In these times of RIFs (layoffs), federal workers who can wangle an "outstanding" rating from the boss get four years of seniority credit. It makes them less vulnerable when the pink slips start flying.
Many agencies, facing layoffs in the weeks and months ahead, have moved up regularly scheduled evaluation periods.
Workers who once paid little attention to getting an "outstanding" commendation pinned to their personnel folder are no longer satisfied with a "satisfactory" grade from the boss. About 94 percent of all workers get satisfactory marks each year. Only about five out of every 100 employes get an outstanding rating.
Because of the new appreciation of outstanding ratings, many workers-- and federal unions -- are taking an interest in how those awards are made, who makes them and who gets them. There have been complaints that some of the least outstanding people in the office have been singled out for the awards because they play golf with the boss.
There are bosses who claim that subordinates who they long assumed had no teeth, are now all smiles and ever-anxious to please just before report card time.
Washington area members of Congress are getting calls, files, facts, figures and speculation from federal constituents who allege that something is rotten in the rating process this year.
Al Louis Ripskis, self-appointed gadfly who has made life interesting and at times uncomfortable for a succession of Housing and Urban Development officials, has taken on the cause of the outstanding at his department.

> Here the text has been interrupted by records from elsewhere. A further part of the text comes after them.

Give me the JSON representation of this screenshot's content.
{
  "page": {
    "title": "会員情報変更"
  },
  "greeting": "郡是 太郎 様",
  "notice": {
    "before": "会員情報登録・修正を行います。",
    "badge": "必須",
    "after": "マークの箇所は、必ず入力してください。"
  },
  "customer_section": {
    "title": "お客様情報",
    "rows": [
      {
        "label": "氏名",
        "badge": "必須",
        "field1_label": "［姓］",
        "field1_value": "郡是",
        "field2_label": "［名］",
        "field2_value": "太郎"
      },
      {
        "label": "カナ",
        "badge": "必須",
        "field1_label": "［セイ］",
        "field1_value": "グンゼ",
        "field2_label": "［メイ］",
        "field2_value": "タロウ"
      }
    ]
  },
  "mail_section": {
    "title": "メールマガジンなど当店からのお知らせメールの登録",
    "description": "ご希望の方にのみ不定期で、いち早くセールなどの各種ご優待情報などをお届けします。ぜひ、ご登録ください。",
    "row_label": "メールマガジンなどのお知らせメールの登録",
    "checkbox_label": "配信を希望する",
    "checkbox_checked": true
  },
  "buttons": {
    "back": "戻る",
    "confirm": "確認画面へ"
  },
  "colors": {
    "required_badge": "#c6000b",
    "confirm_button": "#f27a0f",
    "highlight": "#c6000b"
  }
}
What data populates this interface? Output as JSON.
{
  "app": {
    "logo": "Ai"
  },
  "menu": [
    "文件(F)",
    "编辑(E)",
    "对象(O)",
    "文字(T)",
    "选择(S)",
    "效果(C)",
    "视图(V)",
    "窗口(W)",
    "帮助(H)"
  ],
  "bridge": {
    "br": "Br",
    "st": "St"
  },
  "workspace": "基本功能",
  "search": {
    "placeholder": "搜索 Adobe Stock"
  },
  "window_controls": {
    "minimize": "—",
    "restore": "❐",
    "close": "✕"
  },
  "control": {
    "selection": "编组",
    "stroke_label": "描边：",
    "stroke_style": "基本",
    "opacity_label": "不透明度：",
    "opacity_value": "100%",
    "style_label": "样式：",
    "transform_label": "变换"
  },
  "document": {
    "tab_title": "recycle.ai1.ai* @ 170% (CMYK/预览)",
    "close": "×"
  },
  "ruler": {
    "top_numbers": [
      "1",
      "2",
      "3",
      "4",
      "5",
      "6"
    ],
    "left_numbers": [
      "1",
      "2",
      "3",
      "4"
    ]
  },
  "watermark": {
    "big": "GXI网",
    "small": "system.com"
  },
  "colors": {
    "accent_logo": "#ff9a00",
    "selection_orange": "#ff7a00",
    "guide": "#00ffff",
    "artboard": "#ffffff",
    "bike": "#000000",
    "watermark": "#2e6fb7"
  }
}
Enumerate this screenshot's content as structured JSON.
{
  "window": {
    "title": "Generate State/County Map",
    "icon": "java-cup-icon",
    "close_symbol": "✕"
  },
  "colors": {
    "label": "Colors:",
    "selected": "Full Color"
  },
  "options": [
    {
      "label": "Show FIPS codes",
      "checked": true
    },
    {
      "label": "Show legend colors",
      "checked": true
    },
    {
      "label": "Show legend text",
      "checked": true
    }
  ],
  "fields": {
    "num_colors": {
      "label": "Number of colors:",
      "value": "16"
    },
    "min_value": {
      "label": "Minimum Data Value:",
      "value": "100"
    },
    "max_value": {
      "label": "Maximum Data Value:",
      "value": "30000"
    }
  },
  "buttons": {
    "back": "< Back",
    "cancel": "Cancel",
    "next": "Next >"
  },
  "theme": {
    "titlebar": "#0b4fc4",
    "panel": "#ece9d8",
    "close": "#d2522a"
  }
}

Ripskis, who edits his IMPACT Journal (whose study a couple of years ago launched a U.S. crackdown on sexual harrassment), says that HUD officials supplied him with a list of outstanding rating awards. But he says they cut out the names of winners, on the grounds that it is a violation of the privacy act.
Ripskis says he would not publish the names of winners, that he only wants to determine if there have been a rash of awards, perhaps to protect certain people. HUD officials say the number of people getting the awards is in line with previous years.
Several employe union locals are preparing or have made similar requests for information on how many people -- and who they are -- have received outstanding awards. Some have bootleg copies of awards lists which they have passed on to friends on Capitol Hill, and the issue of how the awards are being made may be taken up in hearings in the next few weeks.
League of Federal Recreation Associations will have its annual conference March 6 at the Sheraton-Washington here. Rep. Steny Hoyer (D-Md.) will be the keynote speaker. Hoyer, a member of the Post Office/Civil Service Committee, will talk about the legislative outlook for federal pay, insurance and employment. Call 554-6910 for registration information.
Mandatory Open Season: The government would be required to hold an open enrollment period every year under legislation introduced by Rep. Norman Dicks (D-Wash.). Dicks said Office of Personnel Management's cancellation of the open season due last November is "unconscionable."
If his bill is approved, the government would have to hold a regular open season annually so people can shop for new insurance coverage.
National Treasury Employes Union has joined the new Labor Council of the Democratic National Committee. It was set up to rebuild and repair the party's alliances with organized labor. NTEU was one of the first, if not the first, federal union to endorse a presidential hopeful in the 1980 race. It picked Sen. Edward Kennedy (D-Mass.).